Перипатетики, последователи Аристотеля, считали, что любой аффект может быть обращен на пользу при должном обхождении с ним, что он здесь заново конструируется – например, гнев как мужество. Стоики так не думали, потому что для них человек, подвергнувшийся аффекту, уже является его жертвой и не может вполне обрести над ним власть, пока не очистился от аффектов. В этом смысле перипатетики мыслят человека как устремленного к совершенству, как созидающего себя совершенным, а стоики – как с трудом удерживающего равновесие над бездной пороков.

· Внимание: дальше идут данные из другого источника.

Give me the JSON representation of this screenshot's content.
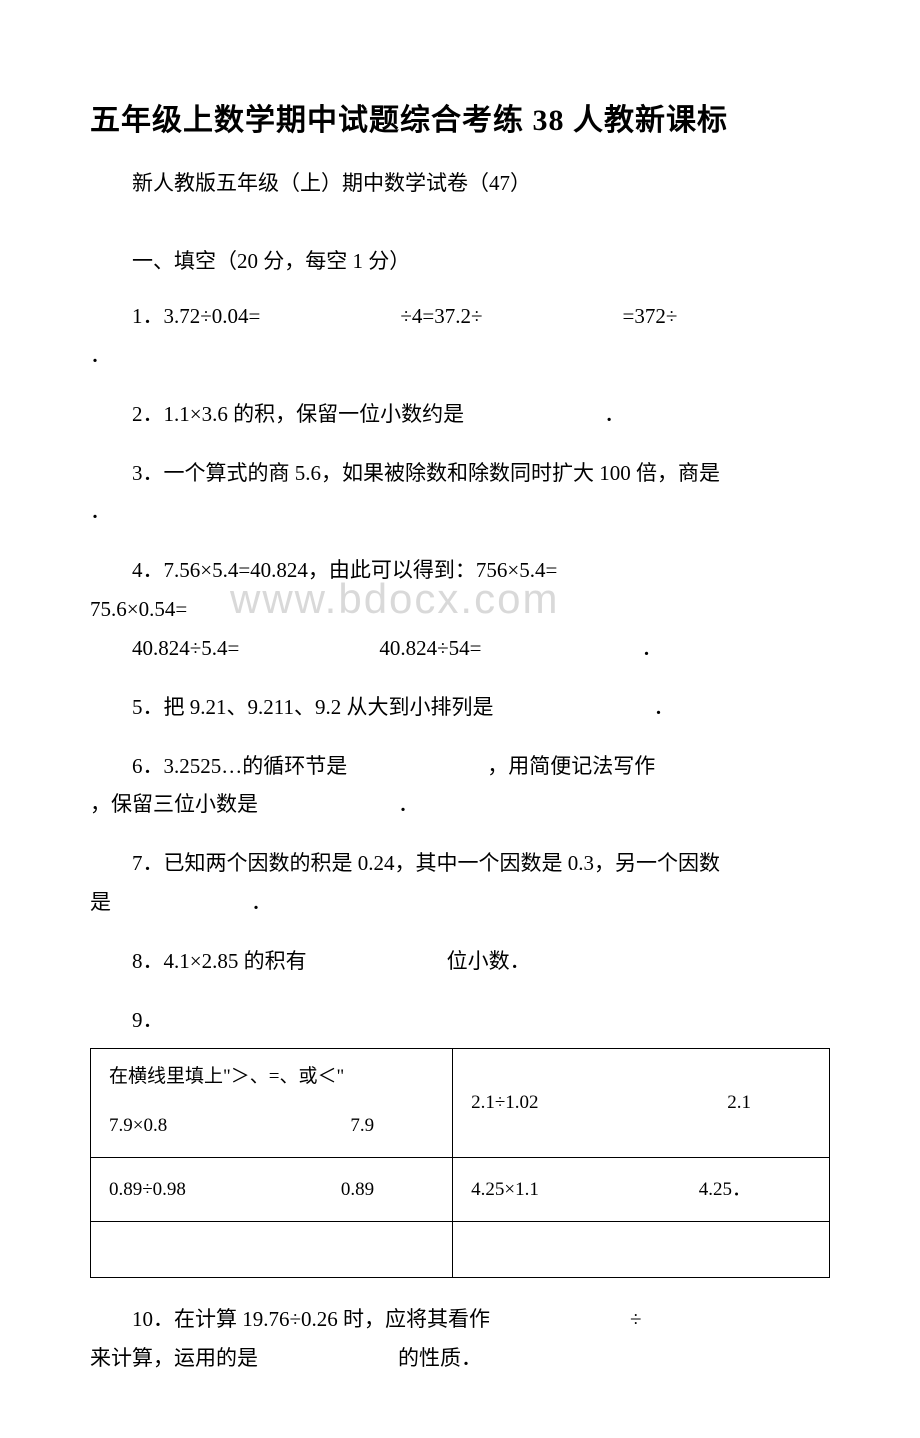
{
  "title": "五年级上数学期中试题综合考练 38 人教新课标",
  "subtitle": "新人教版五年级（上）期中数学试卷（47）",
  "section1": {
    "header": "一、填空（20 分，每空 1 分）",
    "q1": {
      "num": "1．",
      "part1": "3.72÷0.04=",
      "part2": "÷4=37.2÷",
      "part3": "=372÷",
      "end": "．"
    },
    "q2": {
      "num": "2．",
      "text": "1.1×3.6 的积，保留一位小数约是",
      "end": "．"
    },
    "q3": {
      "num": "3．",
      "text": "一个算式的商 5.6，如果被除数和除数同时扩大 100 倍，商是",
      "end": "．"
    },
    "q4": {
      "num": "4．",
      "line1a": "7.56×5.4=40.824，由此可以得到：756×5.4=",
      "line1b": "75.6×0.54=",
      "line2a": "40.824÷5.4=",
      "line2b": "40.824÷54=",
      "end": "．"
    },
    "q5": {
      "num": "5．",
      "text": "把 9.21、9.211、9.2 从大到小排列是",
      "end": "．"
    },
    "q6": {
      "num": "6．",
      "part1": "3.2525…的循环节是",
      "part2": "，用简便记法写作",
      "part3": "，保留三位小数是",
      "end": "．"
    },
    "q7": {
      "num": "7．",
      "part1": "已知两个因数的积是 0.24，其中一个因数是 0.3，另一个因数",
      "part2": "是",
      "end": "．"
    },
    "q8": {
      "num": "8．",
      "part1": "4.1×2.85 的积有",
      "part2": "位小数．"
    },
    "q9": {
      "num": "9．",
      "table": {
        "r1c1_line1": "在横线里填上\"＞、=、或＜\"",
        "r1c1_line2_left": "7.9×0.8",
        "r1c1_line2_right": "7.9",
        "r1c2_left": "2.1÷1.02",
        "r1c2_right": "2.1",
        "r2c1_left": "0.89÷0.98",
        "r2c1_right": "0.89",
        "r2c2_left": "4.25×1.1",
        "r2c2_right": "4.25．"
      }
    },
    "q10": {
      "num": "10．",
      "part1": "在计算 19.76÷0.26 时，应将其看作",
      "part2": "÷",
      "part3": "来计算，运用的是",
      "part4": "的性质．"
    }
  },
  "watermark": "www.bdocx.com",
  "colors": {
    "text": "#000000",
    "background": "#ffffff",
    "watermark": "#d9d9d9",
    "border": "#000000"
  },
  "fonts": {
    "title_size": 30,
    "body_size": 21,
    "table_size": 19,
    "watermark_size": 42
  }
}
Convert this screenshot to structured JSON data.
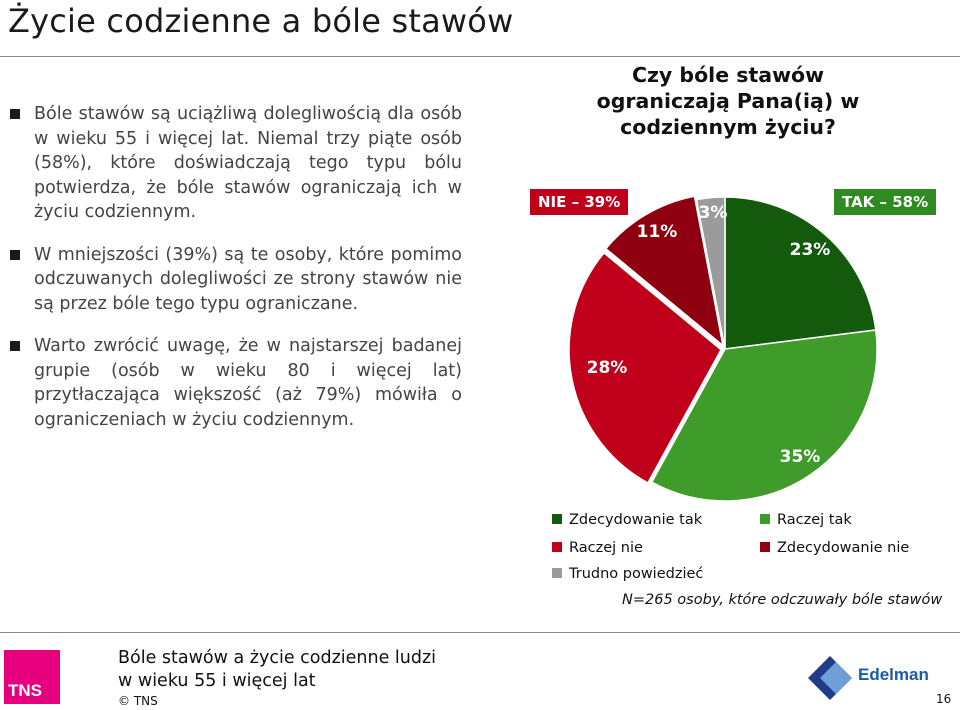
{
  "title": "Życie codzienne a bóle stawów",
  "bullets": [
    "Bóle stawów są uciążliwą dolegliwością dla osób w wieku 55 i więcej lat. Niemal trzy piąte osób (58%), które doświadczają tego typu bólu potwierdza, że bóle stawów ograniczają ich w życiu codziennym.",
    "W mniejszości (39%) są te osoby, które pomimo odczuwanych dolegliwości ze strony stawów nie są przez bóle tego typu ograniczane.",
    "Warto zwrócić uwagę, że w najstarszej badanej grupie (osób w wieku 80 i więcej lat) przytłaczająca większość (aż 79%) mówiła o ograniczeniach w życiu codziennym."
  ],
  "chart_data": {
    "type": "pie",
    "title": "Czy bóle stawów ograniczają Pana(ią) w codziennym życiu?",
    "slices": [
      {
        "label": "Zdecydowanie tak",
        "value": 23,
        "display": "23%",
        "color": "#145a0c"
      },
      {
        "label": "Raczej tak",
        "value": 35,
        "display": "35%",
        "color": "#3f9b2a"
      },
      {
        "label": "Raczej nie",
        "value": 28,
        "display": "28%",
        "color": "#c0001a"
      },
      {
        "label": "Zdecydowanie nie",
        "value": 11,
        "display": "11%",
        "color": "#8e0010"
      },
      {
        "label": "Trudno powiedzieć",
        "value": 3,
        "display": "3%",
        "color": "#9b9b9b"
      }
    ],
    "groups": [
      {
        "label": "TAK – 58%",
        "color": "#2e8b1f"
      },
      {
        "label": "NIE – 39%",
        "color": "#c0001a"
      }
    ],
    "legend_placement": "bottom"
  },
  "note": "N=265 osoby, które odczuwały bóle  stawów",
  "footer": {
    "subtitle_line1": "Bóle stawów a życie codzienne ludzi",
    "subtitle_line2": "w wieku 55 i więcej lat",
    "copyright": "© TNS",
    "logo_left": "TNS",
    "logo_right": "Edelman",
    "page_number": "16"
  },
  "icons": {
    "bullet": "square-bullet-icon",
    "logo_left": "tns-logo",
    "logo_right": "edelman-logo"
  }
}
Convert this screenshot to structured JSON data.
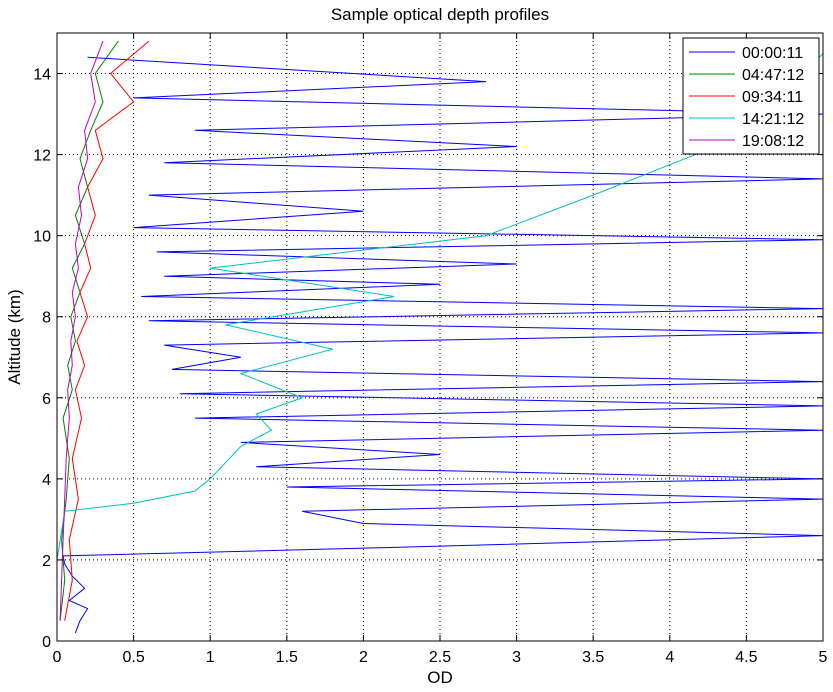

Далее Цицерон замечает, что академики, последователи Платона, рассматривают только частные случаи, частные нравственные ситуации, как в диалогах Платона, и поэтому просто не делают таких обобщающих выводов, как перипатетики или стоики.
И не только о рядовом воине здесь речь, – приказы по войску, как они полагают, тоже невозможны без некоторого гневного ожесточения; и даже оратора, притом не только обвинителя, но и защитника, признают они лишь способного гневно жалить или, по крайней мере, притворно выражать гнев словами и движениями, – чтобы действия оратора возбуждали гнев в слушающих. Кто не способен к гневу, того они и за мужчину не считают, а то, что мы называем мягкостью, они обзывают вялостью.
И не только этот вид желания им любезен (что гнев – это желание мести, я уже определил выше), – но и всякий вид желания или хотения они полагают даром природы человеку на высшее его благо: ведь без желания, говорят они, никто не может сделаться великим. Фемистокл ночью бродил по городу и не мог заснуть – успехи Мильтиада, жаловался он, не дают ему спать. Кто не слыхал о бдениях Демосфена? Недаром он говорил, что стыдно для него, если на рассвете какой-нибудь ремесленник окажется за работою раньше, чем он. В философии первейшие учители никогда не достигли бы своих успехов, если бы не желание знаний: мы ведь знаем, в каких дальних землях побывали Пифагор, Демокрит, Платон. Все края, где была надежда чему-то научиться, они считали своим долгом посетить. Могло ли это быть без великого жара страсти?